Pourquoi un gros coefficient n’est pas toujours une bonne nouvelle
Un coefficient élevé signifie plus d’eau déplacée dans le même laps de temps, donc un courant plus fort. Jusqu'à un certain point, c’est excellent : le courant remet en suspension les invertébrés, décroche les crustacés, éveille l’activité de chasse. Le poisson se poste dans les veines de courant et attend.
Passé un seuil, le mécanisme s’inverse. Au-delà de 110, sur beaucoup de postes, le courant devient tel qu’il déplace le plomb, tend la ligne en arc et rend la détection de la touche impossible. Vous passez la marée à ramener votre montage dérivant vers le bord. Le poisson, lui, se met souvent à l’abri derrière les obstacles plutôt que de nager en pleine veine.
Dans le sens inverse, un coefficient inférieur à 45 pose le problème opposé. La masse d’eau bouge peu, l’eau reste claire, la nourriture ne circule pas. Les postes qui vivent du courant deviennent muets.
La plage vraiment intéressante se situe entre 70 et 95. C’est ce que traduit le score Moonfish : ce créneau reçoit le facteur maximum, la zone 45-70 est notée « correcte », et les extrêmes des deux côtés sont pénalisés.
Ce qui compte davantage que le coefficient
Le coefficient est un cadre, pas une prédiction. Ce qui détermine réellement la qualité d’un créneau, c’est le moment du cycle, pas son amplitude.
- Les deux heures qui précèdent la pleine mer, et l’heure qui la suit, restent la fenêtre de référence sur la grande majorité des postes de bord. L’eau recouvre des zones découvertes depuis six heures, le poisson y monte pour fouiller.
- La descendante établie, entre deux et quatre heures après la pleine mer, est la seconde fenêtre.

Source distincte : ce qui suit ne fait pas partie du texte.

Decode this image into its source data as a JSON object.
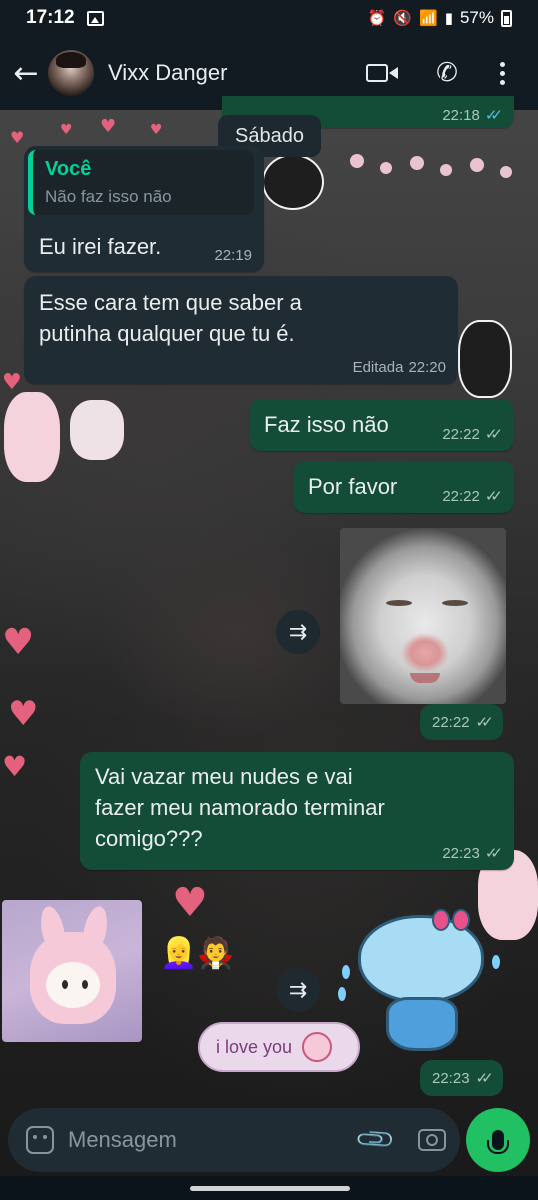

Le courant est installé, il vide les baïnes et les chenaux, il concentre la nourriture dans des couloirs identifiables.
- L'étale — le renverse, ce moment où la mer ne monte plus et ne descend pas encore — est le pire moment du cycle. Rien ne circule. Beaucoup de pêcheurs le passent à changer d’esche en se demandant ce qui ne va pas.
Un coefficient de 65 exploité pendant la bonne fenêtre battra presque toujours un coefficient de 105 pêché à l'étale.
Lire une marée sur le terrain
Avant de sortir, notez trois chiffres et un seul : l’heure de la pleine mer, l’heure de la basse mer, le coefficient, et l’heure à laquelle vous devrez quitter votre poste. Ce dernier est le plus important, et c’est celui que personne n'écrit.
Sur un estran plat comme Le Touquet ou Le Dossen, la montante avance plus vite qu’un homme ne marche sur du sable mou. Sur un platier rocheux comme Gatteville ou Taghazout, elle vous coupe la retraite sans que vous ayez vu l’eau monter, parce qu’elle passe d’abord derrière vous par une dépression.
Un coefficient de 110 sur un platier rocheux, c’est une marée qui découvre plus de terrain — et qui le recouvre plus vite. Le gain de poste se paie en marge de sécurité.
La règle pratique tient en une phrase : sur une marée semi-diurne de six heures, l’eau monte environ un douzième du marnage la première heure, deux la deuxième, trois la troisième et la quatrième, puis deux et un. Les deux heures centrales concentrent la moitié de la montée. C’est là qu’on se fait surprendre.
En résumé
Le coefficient dit l’amplitude, pas la qualité. Cherchez la fenêtre autour de la pleine mer ou la descendante installée, visez 70 à 95 quand vous avez le choix, méfiez-vous des extrêmes, et calculez votre heure de repli avant de descendre. Le reste — le vent, la houle, la lumière — se lit par-dessus ce cadre, jamais à sa place.